Following the release of the Federal Reserve’s newest meeting minutes, both the S&P 500 and the NASDAQ composite sunk to new lows for the year.
The minutes, which come from the Fed’s September policy meeting, showed that the Federal Reserve plans to raise the federal funds rate, and any possible slowdowns in the pace of rate hikes depend on inflation data that will be released later this week.
Policymakers noted in the Fed’s minutes that inflation is still “unacceptably high.” The three major indexes
closed lower for the sixth day in a row in response to the minutes, with the S&P 500 closing 0.3% lower at 3577.03, the Dow Jones industrial average finishing 0.1% lower at 29,210.85, and the NASDAQ composite dropping 0.1% to close at 10,417.10.
Stocks also suffered as a result of September’s Producer Price Index (PPI) release, which indicated that wholesale inflation climbed at a faster-than-expected rate last month. Meanwhile, core PPI
– a measure that does not include categories that tend to be volatile, such as energy prices and food – saw its biggest month-over-month increase since May.
The PPI report makes the pending release of the Consumer Price Index even more pressing given the Fed's continued reservations about high inflation.
Morgan Stanley Global Investment Head of Portfolio Construction Mike Loewengart said: "No doubt the Fed still has its work cut out for them, and if tomorrow's CPI read is hot, don’t be surprised to see some investors come to grips with how long the road to tamer inflation may be.”
The central bank issued a third consecutive rate hike of 75 basis points, and the minutes confirmed that the Fed "needed to move to, and then maintain, a more restrictive policy stance" to help address price pressures.
Federal Reserve officials surprised by pace of inflation
Federal Reserve officials are surprised by how persistent the current high inflation has been after members had originally characterized it as a short-term situation. Fed bankers’ expectations came in low last month after consumer inflation reached 8.3% annually in August. Although this was nearly a full percentage point lower than its recent high of 9.1% recorded in June, inflation is still sitting at around 40-year highs.
Some of the meeting’s participants commented that the inflation data was above their expectations and declining slower than they had expected, and they now expect inflation pressures to persist.
Last year, Federal Reserve Chairman Jerome Powell called inflation “transitory,” deeming it a short-term consequence of imbalances in supply and demand resulting from economic shutdowns related to the pandemic. However, in the face of ongoing inflation, Treasury Secretary Janet Yellen admitted earlier in the year that it was wrong to describe it as transitory and that she did not completely understand why it was continuing.
Fed bankers have also implied that unemployment will need to rise before they can move away from steady interest rate increases. There are also concerns that a wage-price spiral could develop.
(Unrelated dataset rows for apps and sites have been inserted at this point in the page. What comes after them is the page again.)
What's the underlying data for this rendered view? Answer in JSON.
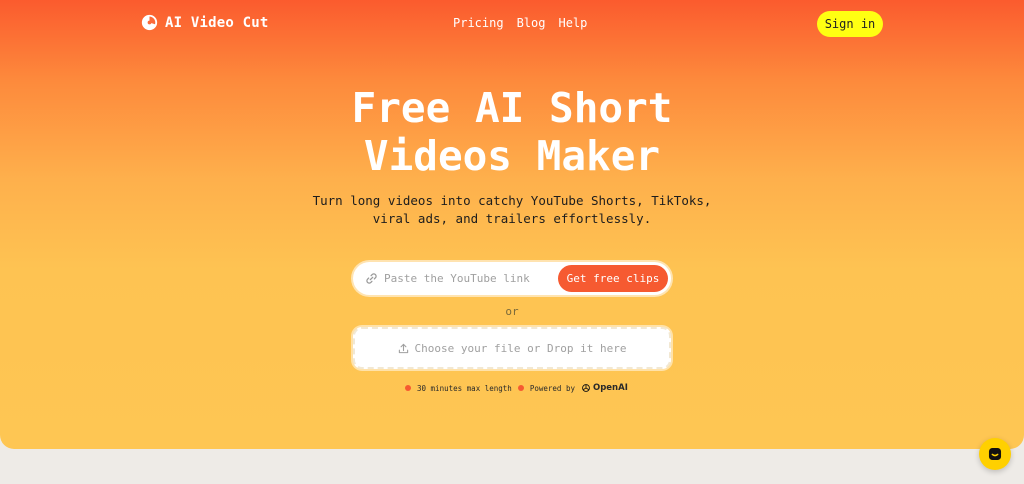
{
  "header": {
    "brand": "AI Video Cut",
    "nav": [
      "Pricing",
      "Blog",
      "Help"
    ],
    "signin_label": "Sign in"
  },
  "hero": {
    "title_line1": "Free AI Short",
    "title_line2": "Videos Maker",
    "subtitle_line1": "Turn long videos into catchy YouTube Shorts, TikToks,",
    "subtitle_line2": "viral ads, and trailers effortlessly."
  },
  "url_form": {
    "placeholder": "Paste the YouTube link",
    "button_label": "Get free clips",
    "icon": "link-icon"
  },
  "or_label": "or",
  "upload": {
    "label": "Choose your file or Drop it here",
    "icon": "upload-icon"
  },
  "meta": {
    "limit": "30 minutes max length",
    "powered_by": "Powered by",
    "provider": "OpenAI"
  },
  "chat": {
    "icon": "chat-icon"
  },
  "colors": {
    "accent": "#f65a31",
    "signin_bg": "#ffff12",
    "gradient_top": "#fb5b2e",
    "gradient_bottom": "#fec653",
    "chat_bg": "#ffd000"
  }
}
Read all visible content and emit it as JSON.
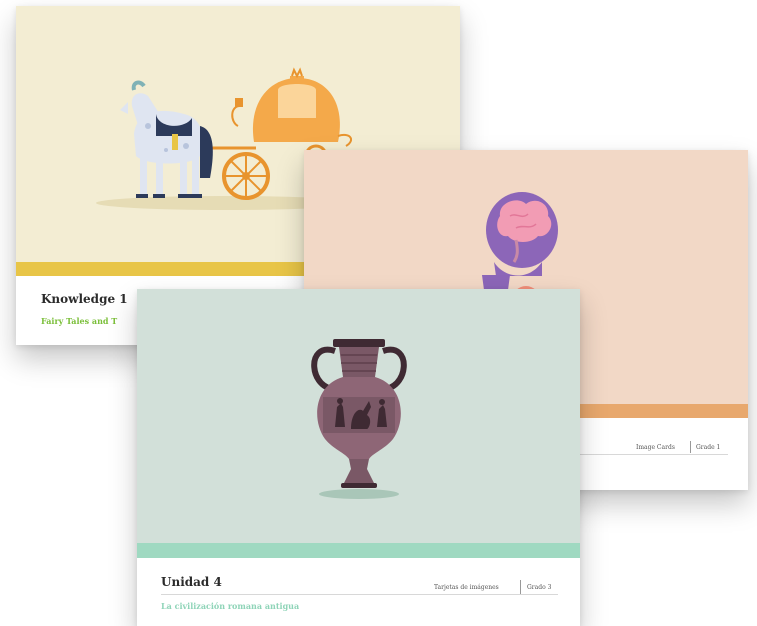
{
  "cards": {
    "knowledge": {
      "title": "Knowledge 1",
      "subtitle": "Fairy Tales and T",
      "art_bg": "#f3edd3",
      "band_color": "#e8c547",
      "subtitle_color": "#7bbf3a",
      "illustration": "horse-carriage-illustration"
    },
    "image_cards": {
      "meta_type": "Image Cards",
      "meta_grade": "Grade 1",
      "art_bg": "#f2d8c6",
      "band_color": "#e8a86d",
      "illustration": "human-body-illustration"
    },
    "unidad": {
      "title": "Unidad 4",
      "subtitle": "La civilización romana antigua",
      "meta_type": "Tarjetas de imágenes",
      "meta_grade": "Grado 3",
      "art_bg": "#d2e0d9",
      "band_color": "#9fd9c1",
      "subtitle_color": "#8fd4b8",
      "illustration": "amphora-vase-illustration"
    }
  }
}
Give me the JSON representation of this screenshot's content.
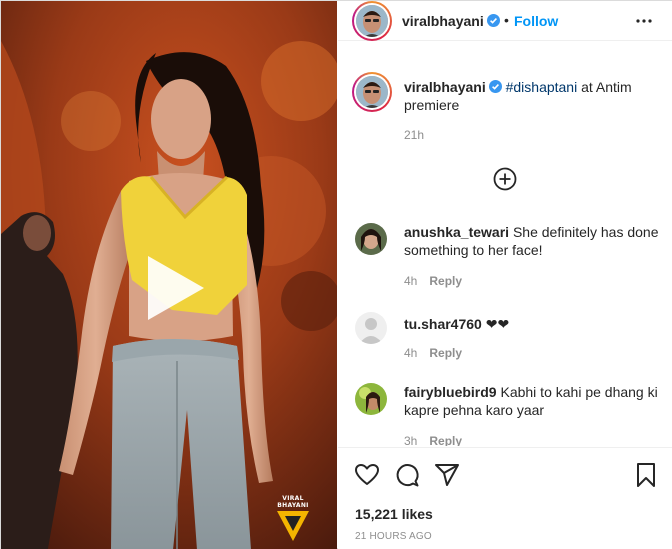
{
  "post": {
    "username": "viralbhayani",
    "follow_label": "Follow",
    "separator": "•",
    "caption": {
      "username": "viralbhayani",
      "hashtag": "#dishaptani",
      "text": " at Antim premiere",
      "time": "21h"
    },
    "watermark": "VIRAL BHAYANI",
    "comments": [
      {
        "username": "anushka_tewari",
        "text": "She definitely has done something to her face!",
        "time": "4h",
        "reply_label": "Reply"
      },
      {
        "username": "tu.shar4760",
        "text": "❤❤",
        "time": "4h",
        "reply_label": "Reply"
      },
      {
        "username": "fairybluebird9",
        "text": "Kabhi to kahi pe dhang ki kapre pehna karo yaar",
        "time": "3h",
        "reply_label": "Reply"
      }
    ],
    "likes": "15,221 likes",
    "timestamp": "21 HOURS AGO"
  },
  "icons": {
    "verified": "verified-badge-icon",
    "more": "more-options-icon",
    "load_more": "plus-circle-icon",
    "like": "heart-icon",
    "comment": "comment-bubble-icon",
    "share": "paper-plane-icon",
    "save": "bookmark-icon",
    "play": "play-icon"
  },
  "colors": {
    "link_blue": "#0095f6",
    "hashtag": "#00376b",
    "muted": "#8e8e8e",
    "text": "#262626",
    "verified": "#3897f0"
  }
}
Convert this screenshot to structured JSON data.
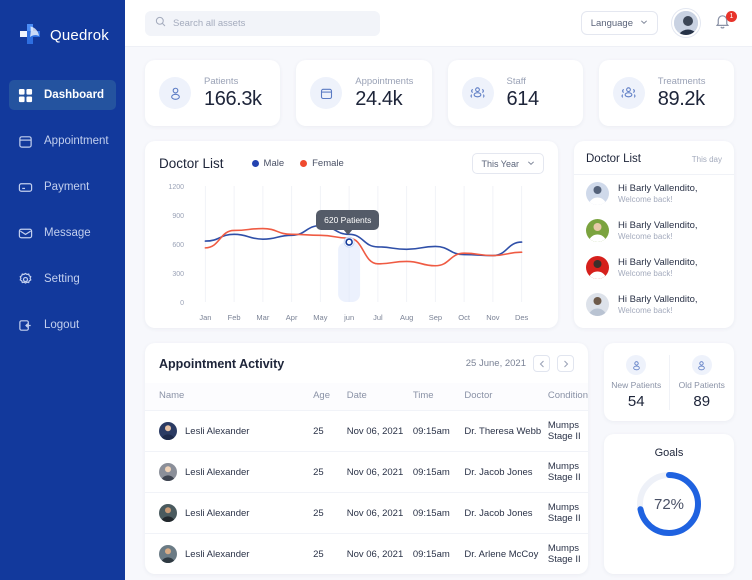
{
  "brand": {
    "name": "Quedrok",
    "logo_icon": "medical-cross-logo"
  },
  "sidebar": {
    "items": [
      {
        "label": "Dashboard",
        "icon": "grid-icon",
        "active": true
      },
      {
        "label": "Appointment",
        "icon": "calendar-icon",
        "active": false
      },
      {
        "label": "Payment",
        "icon": "card-icon",
        "active": false
      },
      {
        "label": "Message",
        "icon": "envelope-icon",
        "active": false
      },
      {
        "label": "Setting",
        "icon": "gear-icon",
        "active": false
      },
      {
        "label": "Logout",
        "icon": "logout-icon",
        "active": false
      }
    ]
  },
  "topbar": {
    "search": {
      "placeholder": "Search all assets",
      "value": "",
      "icon": "search-icon"
    },
    "language": {
      "label": "Language",
      "icon": "chevron-down-icon"
    },
    "avatar_icon": "user-avatar",
    "bell": {
      "icon": "bell-icon",
      "badge": "1"
    }
  },
  "stats": [
    {
      "label": "Patients",
      "value": "166.3k",
      "icon": "patient-icon"
    },
    {
      "label": "Appointments",
      "value": "24.4k",
      "icon": "calendar-icon"
    },
    {
      "label": "Staff",
      "value": "614",
      "icon": "staff-icon"
    },
    {
      "label": "Treatments",
      "value": "89.2k",
      "icon": "treatment-icon"
    }
  ],
  "chart_card": {
    "title": "Doctor List",
    "range_label": "This Year",
    "range_icon": "chevron-down-icon",
    "tooltip": "620 Patients"
  },
  "chart_data": {
    "type": "line",
    "title": "Doctor List",
    "xlabel": "",
    "ylabel": "",
    "ylim": [
      0,
      1200
    ],
    "yticks": [
      "0",
      "300",
      "600",
      "900",
      "1200"
    ],
    "grid": true,
    "legend_position": "top",
    "categories": [
      "Jan",
      "Feb",
      "Mar",
      "Apr",
      "May",
      "jun",
      "Jul",
      "Aug",
      "Sep",
      "Oct",
      "Nov",
      "Des"
    ],
    "highlight": {
      "category": "jun",
      "value": 620,
      "label": "620 Patients"
    },
    "series": [
      {
        "name": "Male",
        "color": "#2f4fa8",
        "values": [
          630,
          700,
          650,
          690,
          790,
          700,
          570,
          545,
          575,
          490,
          480,
          620
        ]
      },
      {
        "name": "Female",
        "color": "#ef5b43",
        "values": [
          560,
          740,
          760,
          700,
          690,
          660,
          395,
          420,
          375,
          505,
          480,
          515
        ]
      }
    ]
  },
  "doctor_list": {
    "title": "Doctor List",
    "subtitle": "This day",
    "items": [
      {
        "name": "Hi Barly Vallendito,",
        "sub": "Welcome back!",
        "avatar_color": "#cfd9ea"
      },
      {
        "name": "Hi Barly Vallendito,",
        "sub": "Welcome back!",
        "avatar_color": "#7ba33f"
      },
      {
        "name": "Hi Barly Vallendito,",
        "sub": "Welcome back!",
        "avatar_color": "#d6201c"
      },
      {
        "name": "Hi Barly Vallendito,",
        "sub": "Welcome back!",
        "avatar_color": "#d9dde6"
      }
    ]
  },
  "appointment_activity": {
    "title": "Appointment Activity",
    "date": "25 June, 2021",
    "prev_icon": "chevron-left-icon",
    "next_icon": "chevron-right-icon",
    "columns": [
      "Name",
      "Age",
      "Date",
      "Time",
      "Doctor",
      "Condition"
    ],
    "rows": [
      {
        "name": "Lesli Alexander",
        "age": "25",
        "date": "Nov 06, 2021",
        "time": "09:15am",
        "doctor": "Dr. Theresa Webb",
        "condition": "Mumps Stage II",
        "avatar_color": "#2b3b63"
      },
      {
        "name": "Lesli Alexander",
        "age": "25",
        "date": "Nov 06, 2021",
        "time": "09:15am",
        "doctor": "Dr. Jacob Jones",
        "condition": "Mumps Stage II",
        "avatar_color": "#8b8f99"
      },
      {
        "name": "Lesli Alexander",
        "age": "25",
        "date": "Nov 06, 2021",
        "time": "09:15am",
        "doctor": "Dr. Jacob Jones",
        "condition": "Mumps Stage II",
        "avatar_color": "#4a5a5e"
      },
      {
        "name": "Lesli Alexander",
        "age": "25",
        "date": "Nov 06, 2021",
        "time": "09:15am",
        "doctor": "Dr. Arlene McCoy",
        "condition": "Mumps Stage II",
        "avatar_color": "#6b7b85"
      }
    ]
  },
  "patients_panel": {
    "new": {
      "label": "New Patients",
      "value": "54",
      "icon": "patient-icon"
    },
    "old": {
      "label": "Old Patients",
      "value": "89",
      "icon": "patient-icon"
    }
  },
  "goals": {
    "title": "Goals",
    "percent_label": "72%",
    "percent": 72,
    "arc_color": "#1f62e0",
    "track_color": "#eef1f8"
  },
  "colors": {
    "sidebar": "#12399c",
    "sidebar_active": "#24539f",
    "male": "#2f4fa8",
    "female": "#ef5b43",
    "accent": "#1f62e0",
    "badge": "#e8332a"
  }
}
In a statement to The Hill
, Harris Financial Group Financial Advisor Jamie Cox said the Fed could be putting the global economy at risk with its actions. He noted: “The Fed is frustrated that inflation is not responding more quickly to their rapid raise strategy. Which is no surprise, because fed funds increases won’t solve the issues precipitating inflation. Now, the Fed has risked toppling over the global economy, making a bad situation even worse.”
As inflation persists
, the markets are currently expecting the Fed to continue raising rates through early 2023.